In a move to improve bank balance sheets and increase their profits, banks are offering cash incentives to homeowners in default on their mortgages to entice them to make short saleshort sales on their homes. The effort is gaining momentum with an onslaught of banks and private mortgage companies as bankers offer as much as $35,000 to mortgage holders.

The largest incentives are reportedly being offered in one of the U.S. hardest hit housing markets. JP Morgan Chase is offering up to $35,000 to Las Vegas homeowners who are delinquent on their mortgages and still living in their homes to cooperate in a short sale.

Bank of America has also opened a “cooperative short sale” program in order to gain mortgage holders support, paying homeowners in default a minimum of $2,500. BofA has what is believed to be the largest inventory of homes in default of their mortgages after it acquired Countrywide Home Loans unit at the height of the financial crisis. Countrywide made more Alt-A and subprime mortgages that have defaulted than any other single U.S. lender.

The Federal Housing Administration (FHA) has also paid mortgage holders “several thousands dollars” to short sell their homes rather than go though the longer foreclosure process.

JP Morgan started its program prior to agreeing to be part of the federal government’s $25 billion program it worked out with the nation’s largest lenders in the robo-signing scandal, in which as many as 4.5 million homeowners may have been defrauded by lenders in foreclosures.

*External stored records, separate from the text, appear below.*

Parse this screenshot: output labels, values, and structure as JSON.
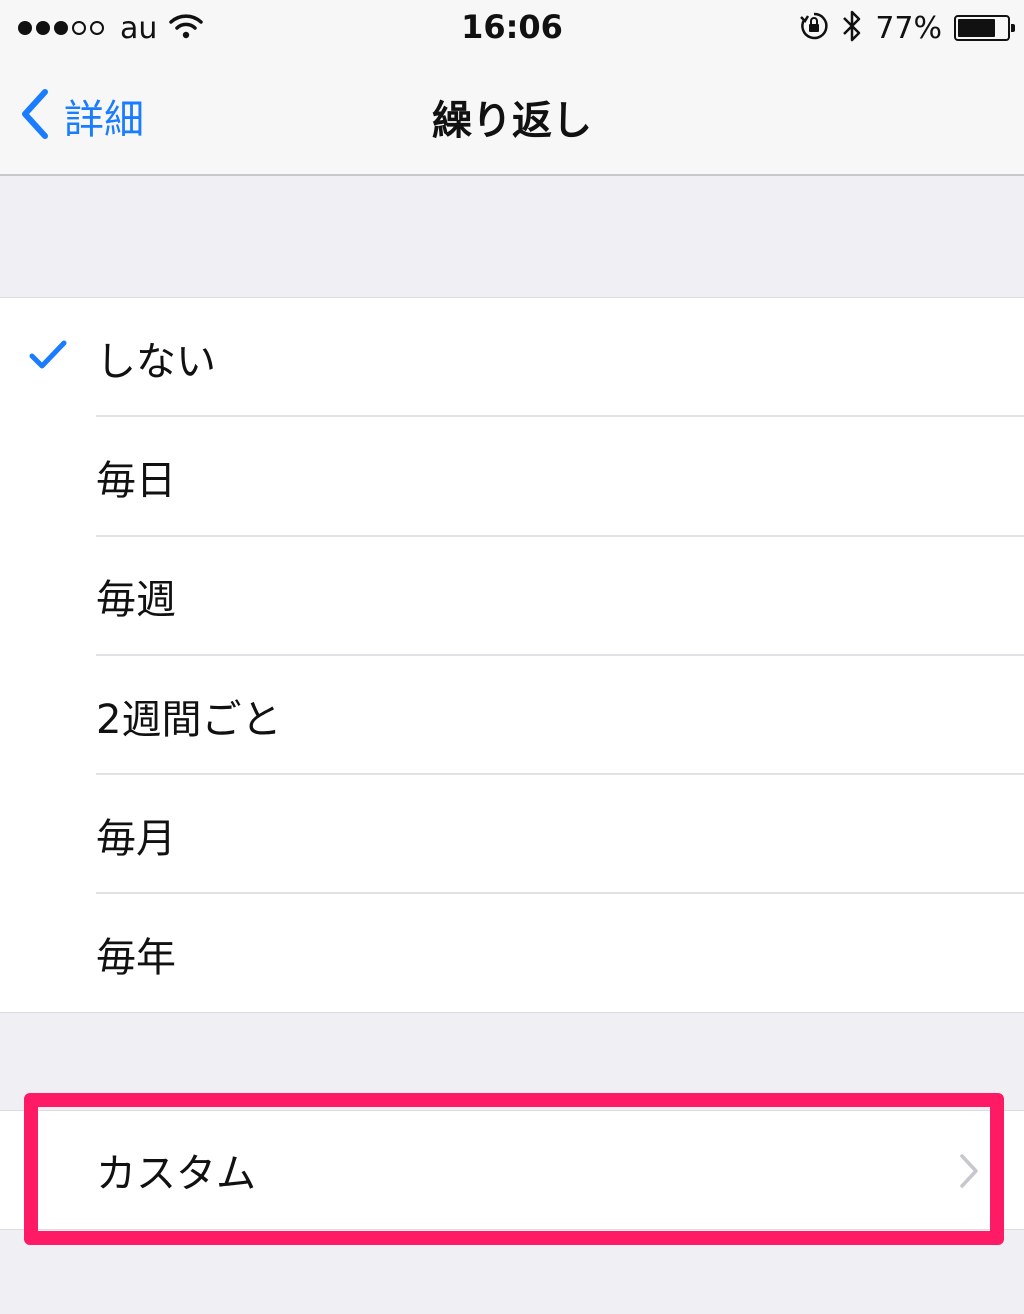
{
  "status_bar": {
    "signal_bars_filled": 3,
    "signal_bars_total": 5,
    "carrier": "au",
    "time": "16:06",
    "battery_percent": "77%",
    "battery_level": 0.77
  },
  "nav": {
    "back_label": "詳細",
    "title": "繰り返し"
  },
  "repeat_options": [
    {
      "label": "しない",
      "selected": true
    },
    {
      "label": "毎日",
      "selected": false
    },
    {
      "label": "毎週",
      "selected": false
    },
    {
      "label": "2週間ごと",
      "selected": false
    },
    {
      "label": "毎月",
      "selected": false
    },
    {
      "label": "毎年",
      "selected": false
    }
  ],
  "custom": {
    "label": "カスタム"
  },
  "colors": {
    "accent": "#1a7cff",
    "highlight": "#ff1a66",
    "background": "#efeff4"
  },
  "icons": [
    "wifi-icon",
    "orientation-lock-icon",
    "bluetooth-icon",
    "battery-icon",
    "back-chevron-icon",
    "checkmark-icon",
    "chevron-right-icon"
  ]
}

“Sellers facing foreclosure must remember that banks are not looking out for you or your family,” said Bill Myers, a Las Vegas broker who specializes in short sales. Myers and his team of agents conducted more short sales in the Las Vegas market than any other brokerage in the city during 2011. “Our job is to get between you and the bank. We represent our clients, not the banks. It is our job to take away the stress and negotiate the best possible outcome. Ultimately, our job is to help our clients get a fresh start.”

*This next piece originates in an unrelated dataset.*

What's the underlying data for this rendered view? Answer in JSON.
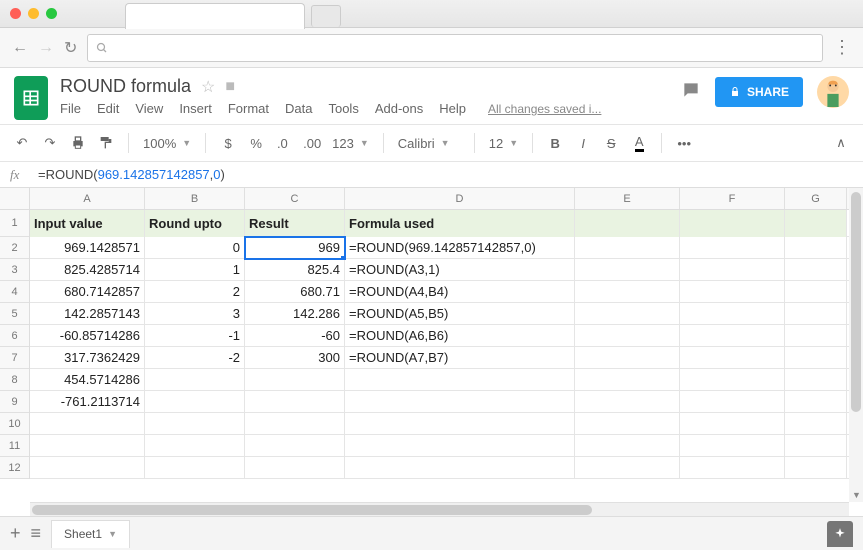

A law that went into effect in Nevada earlier this year forces bank servicing companies to prove it has legal title to a property before it forecloses on a home, and requires legal documents to be filed as part of the state’s new foreclosure procedures. The law has triggered a slowdown in the foreclosure volume in the state since legal paperwork for millions of mortgages were reportedly lost during the real estate bubble.

More than 4-million U.S. homes are in the foreclosure and shadow inventory combined, according to real estate research firm CoreLogic.